I would hope that a sufficient number of influential people will be sufficiently horrified by the actions of the Johnson cabal to realise that extreme times call for extreme measures. It should be possible, in England and Wales at least, for centre-left and progressive parties to come to some agreement to maximise the chances that the Tories lose the next election. We need some sort of formal pact or informal understanding to clear the way for the candidate most likely to beat the Tories to be given a “clear run” at the next election. There will be purists who will object, but these are dangerous times for democracy. In addition, there needs to be some extra-parliamentary activity to hinder and frustrate the more egregious plans that Johnson and his cabal are threatening us with.

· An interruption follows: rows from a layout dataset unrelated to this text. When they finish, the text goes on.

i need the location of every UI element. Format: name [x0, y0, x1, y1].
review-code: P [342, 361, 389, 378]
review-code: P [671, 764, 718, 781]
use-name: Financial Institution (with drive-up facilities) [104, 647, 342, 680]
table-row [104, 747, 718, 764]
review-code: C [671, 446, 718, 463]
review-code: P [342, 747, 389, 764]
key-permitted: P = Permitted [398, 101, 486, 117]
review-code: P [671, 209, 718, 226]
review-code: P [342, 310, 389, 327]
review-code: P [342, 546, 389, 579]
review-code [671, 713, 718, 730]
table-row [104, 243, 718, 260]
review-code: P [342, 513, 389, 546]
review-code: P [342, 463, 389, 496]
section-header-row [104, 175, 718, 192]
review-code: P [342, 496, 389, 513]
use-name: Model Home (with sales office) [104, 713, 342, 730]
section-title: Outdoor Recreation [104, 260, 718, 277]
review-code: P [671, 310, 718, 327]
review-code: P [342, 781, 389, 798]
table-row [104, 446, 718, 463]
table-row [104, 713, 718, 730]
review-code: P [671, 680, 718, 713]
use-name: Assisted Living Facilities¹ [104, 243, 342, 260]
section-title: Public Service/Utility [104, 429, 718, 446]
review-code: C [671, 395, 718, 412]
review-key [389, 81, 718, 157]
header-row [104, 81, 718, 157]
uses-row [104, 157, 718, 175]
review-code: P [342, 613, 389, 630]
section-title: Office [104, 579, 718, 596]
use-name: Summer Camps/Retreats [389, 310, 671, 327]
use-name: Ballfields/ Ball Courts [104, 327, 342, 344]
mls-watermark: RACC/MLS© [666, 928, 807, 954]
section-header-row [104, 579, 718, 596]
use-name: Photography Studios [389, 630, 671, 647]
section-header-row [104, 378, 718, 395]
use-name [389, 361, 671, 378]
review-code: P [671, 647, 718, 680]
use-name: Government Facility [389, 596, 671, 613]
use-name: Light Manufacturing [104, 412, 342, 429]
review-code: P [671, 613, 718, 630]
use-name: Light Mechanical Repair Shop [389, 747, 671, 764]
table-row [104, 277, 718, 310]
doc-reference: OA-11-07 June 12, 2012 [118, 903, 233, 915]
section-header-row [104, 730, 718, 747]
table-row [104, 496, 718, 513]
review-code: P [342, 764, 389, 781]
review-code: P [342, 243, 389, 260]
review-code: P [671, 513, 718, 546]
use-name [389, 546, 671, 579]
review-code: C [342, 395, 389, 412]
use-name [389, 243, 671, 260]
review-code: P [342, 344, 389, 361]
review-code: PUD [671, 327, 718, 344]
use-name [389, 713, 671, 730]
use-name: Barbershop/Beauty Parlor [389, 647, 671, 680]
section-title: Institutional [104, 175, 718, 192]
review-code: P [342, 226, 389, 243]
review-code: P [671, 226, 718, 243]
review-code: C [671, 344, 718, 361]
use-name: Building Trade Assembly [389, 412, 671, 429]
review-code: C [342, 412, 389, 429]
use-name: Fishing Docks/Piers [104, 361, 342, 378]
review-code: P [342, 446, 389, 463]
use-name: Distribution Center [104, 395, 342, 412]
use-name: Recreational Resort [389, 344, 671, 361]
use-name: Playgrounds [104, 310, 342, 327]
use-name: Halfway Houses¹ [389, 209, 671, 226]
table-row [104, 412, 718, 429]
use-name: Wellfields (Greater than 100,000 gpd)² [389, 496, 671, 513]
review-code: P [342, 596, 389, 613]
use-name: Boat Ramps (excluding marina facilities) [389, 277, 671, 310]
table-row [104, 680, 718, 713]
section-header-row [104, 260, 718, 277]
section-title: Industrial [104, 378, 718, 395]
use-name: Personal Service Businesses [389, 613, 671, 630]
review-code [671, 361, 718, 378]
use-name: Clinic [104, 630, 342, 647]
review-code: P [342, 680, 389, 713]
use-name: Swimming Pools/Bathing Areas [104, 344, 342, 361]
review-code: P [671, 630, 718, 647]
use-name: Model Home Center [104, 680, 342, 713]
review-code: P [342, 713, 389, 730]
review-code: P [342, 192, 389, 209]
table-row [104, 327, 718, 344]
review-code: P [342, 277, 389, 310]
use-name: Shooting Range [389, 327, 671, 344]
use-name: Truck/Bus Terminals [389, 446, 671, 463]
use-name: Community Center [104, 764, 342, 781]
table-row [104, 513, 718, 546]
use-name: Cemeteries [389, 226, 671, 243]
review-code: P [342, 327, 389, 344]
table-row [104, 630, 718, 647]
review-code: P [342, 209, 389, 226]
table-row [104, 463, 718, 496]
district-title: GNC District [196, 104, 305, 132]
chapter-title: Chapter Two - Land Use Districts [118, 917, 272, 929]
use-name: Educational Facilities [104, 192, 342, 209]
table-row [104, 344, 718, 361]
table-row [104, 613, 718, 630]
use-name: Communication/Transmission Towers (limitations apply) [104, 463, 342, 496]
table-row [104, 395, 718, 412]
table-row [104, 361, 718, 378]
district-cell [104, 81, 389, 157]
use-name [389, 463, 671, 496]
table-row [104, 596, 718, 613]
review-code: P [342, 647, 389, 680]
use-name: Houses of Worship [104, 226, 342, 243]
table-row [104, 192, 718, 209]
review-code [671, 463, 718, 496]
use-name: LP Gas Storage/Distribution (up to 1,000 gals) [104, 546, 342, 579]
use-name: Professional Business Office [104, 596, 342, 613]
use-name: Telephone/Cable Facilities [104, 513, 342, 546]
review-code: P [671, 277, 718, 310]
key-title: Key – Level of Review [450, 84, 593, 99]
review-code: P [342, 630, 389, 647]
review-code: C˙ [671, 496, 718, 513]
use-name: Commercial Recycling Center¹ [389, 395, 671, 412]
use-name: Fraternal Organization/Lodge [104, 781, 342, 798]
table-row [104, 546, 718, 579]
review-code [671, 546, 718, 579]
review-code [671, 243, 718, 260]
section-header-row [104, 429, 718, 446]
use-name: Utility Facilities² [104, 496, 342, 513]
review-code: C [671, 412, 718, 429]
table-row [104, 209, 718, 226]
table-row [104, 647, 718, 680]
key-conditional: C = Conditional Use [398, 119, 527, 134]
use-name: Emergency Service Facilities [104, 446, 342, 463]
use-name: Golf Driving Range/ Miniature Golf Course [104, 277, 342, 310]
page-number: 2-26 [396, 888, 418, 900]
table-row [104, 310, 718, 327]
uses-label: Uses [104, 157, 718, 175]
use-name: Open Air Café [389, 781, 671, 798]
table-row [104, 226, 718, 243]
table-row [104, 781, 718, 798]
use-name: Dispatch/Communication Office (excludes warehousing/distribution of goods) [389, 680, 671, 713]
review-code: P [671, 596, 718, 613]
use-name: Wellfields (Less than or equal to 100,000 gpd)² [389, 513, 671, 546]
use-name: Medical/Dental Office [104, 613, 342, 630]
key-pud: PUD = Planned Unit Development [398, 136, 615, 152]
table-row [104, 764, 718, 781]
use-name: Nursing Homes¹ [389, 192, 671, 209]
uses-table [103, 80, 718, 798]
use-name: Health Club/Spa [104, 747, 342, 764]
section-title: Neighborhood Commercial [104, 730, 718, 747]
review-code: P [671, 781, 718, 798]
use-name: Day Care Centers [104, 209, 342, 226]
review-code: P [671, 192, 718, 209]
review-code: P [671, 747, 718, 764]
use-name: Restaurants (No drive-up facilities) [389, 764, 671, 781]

If we cannot organise to do this, the only alternatives seem to me to be worse: revolution or a rapid decline into some authoritarian/fascist pariah state under a Party which is Conservative in name only and in reality something more sinister.

Note: this post has been put together in spare moments over the past four or five days. By coincidence, both lead articles in yesterday’s Observer seem to cover similar points. The articles can be found here and here.